Please correct me if the test code is wrong.
__asm__ (
R"(.section .text
.balign 16
noXor:
mov eax, 0x3f800000
movd xmm1, eax
rdtscp
shl rdx, 32
or rax, rdx
mov rdi, rax
mov ecx, 1 << 30
jmp noXor_loop
.balign 16
noXor_loop:
rsqrtss xmm0, xmm1
addss xmm0, xmm0
dec ecx
jnz noXor_loop
rdtscp
shl rdx, 32
or rax, rdx
sub rax, rdi
ret
.balign 16
yesXor:
mov eax, 0x3f800000
movd xmm1, eax
rdtscp
shl rdx, 32
or rax, rdx
mov rdi, rax
mov ecx, 1 << 30
jmp yesXor_loop
.balign 16
yesXor_loop:
xorps xmm0, xmm0
rsqrtss xmm0, xmm1
addss xmm0, xmm0
dec ecx
jnz yesXor_loop
rdtscp
shl rdx, 32
or rax, rdx
sub rax, rdi
ret)"
);
unsigned long long noXor(void);
unsigned long long yesXor(void);
#include <stdio.h>
int main() {
for (int i = 0; i < 4; i) {
printf("noXor: %llu yesXor: %llu\n", noXor(), yesXor());
}
return 0;
}
noXor: 4978836501 yesXor: 696810039
noXor: 4971780086 yesXor: 690780109
noXor: 4977293771 yesXor: 687404710
noXor: 5499602729 yesXor: 687954399
CodePudding user response:
Test on real hardware and you'll see the expected result: rsqrtss xmm0, xmm1
has 4 cycle latency as part of the xmm0 -> xmm0 dependency chain. (On my Skylake).
That's a bug in UICA. Or actually in the https://uops.info/ data it uses - your trace includes a link to the rsqrtss
page on uops.info, where we can see they only measured latency for the operand 2 → 1
case, no entry for 1 → 1
. When that test was written, the author maybe copy/pasted the rsqrtps
test and forgot to add a test for an output dependency.
Without testing yourself on a real CPU, you should only be surprised if there was an actual test that measured zero latency for 1 → 1
of rsqrtss
. Without such a test, the correct assumption is that the test is missing (and thus the UICA result is wrong), not that the latency is actually zero.
Many instructions don't have output dependencies on any CPUs, so it makes sense https://uops.info/ doesn't test them all.

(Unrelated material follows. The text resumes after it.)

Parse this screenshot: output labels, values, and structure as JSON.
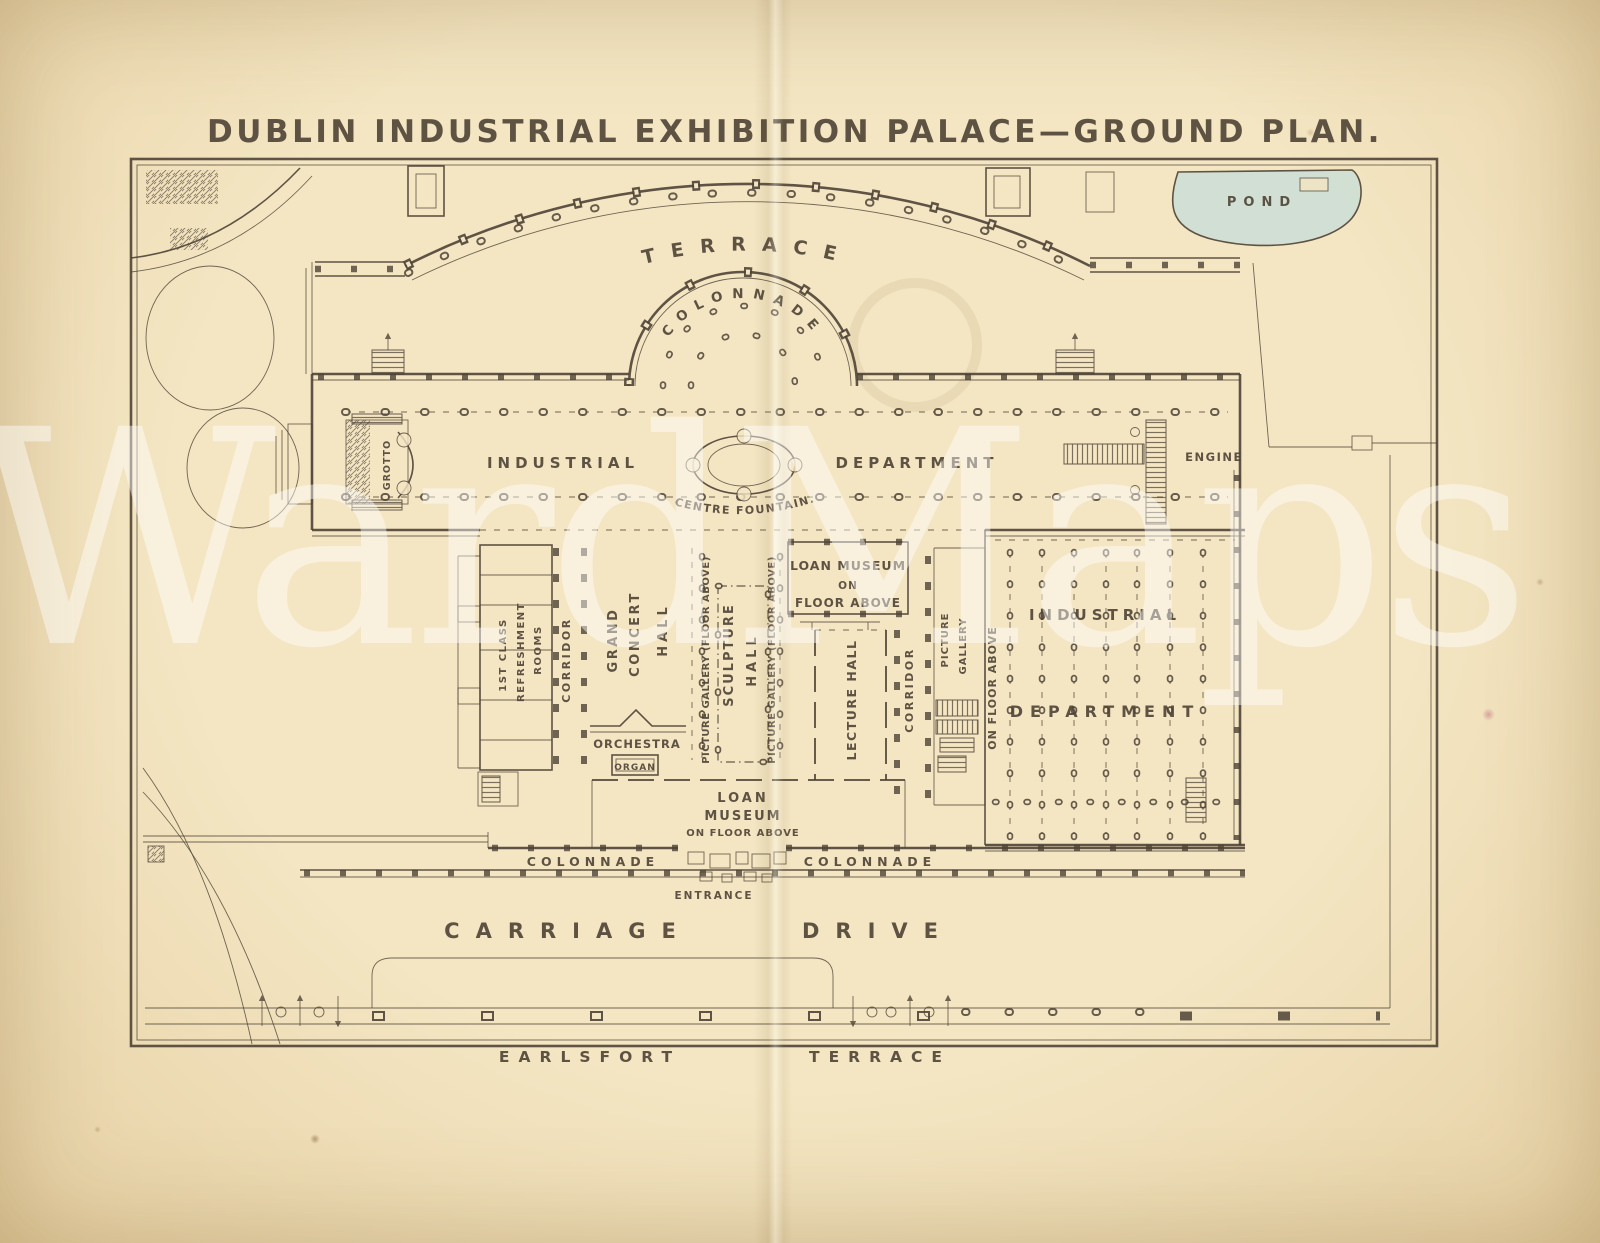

We'd rather have rsqrtps
latency listed as 4
than [0:4]
, unless there are some CPUs where it's non-zero.
It makes sense that UICA will assume no output dependency when there's no test data; that's normal for instructions without output dependencies.
But of course rsqrtss
should test latency from each operand separately to the destination. It's non-zero, but it's at least possible in theory for a CPU to allow late forwarding for the merge target so it's wise to actually test instead of assuming it's the same as for the proper source. (I don't know of any x86 CPUs where a single uop allows late forwarding, so different latencies from different inputs usually only happens with multi-uop instructions. Unlike some ARM CPUs where their FMA and/or integer MAC units allow late forwarding for the addend.)
BTW, your reasoning is correct, rsqrtss
does have a dependency unless the hardware does partial-register renaming for XMM regs. But no real-word hardware does that.
PIII and Pentium-M had to write each 64-bit half of an XMM separately, and maybe could write one half without the other, but rsqrtss
leaves half of that low half unmodified, thanks to Intel's short-sighted design choices. (Now I'm curious whether Pentium-M cvtsi2sd xmm0, eax
or sqrtsd xmm0, xmm1
has a false output dependency.) But current CPUs write a whole XMM register at once.
The AVX version vrsqrtss
even takes an extra source operand to merge with, which can be separate from the destination the result is written to.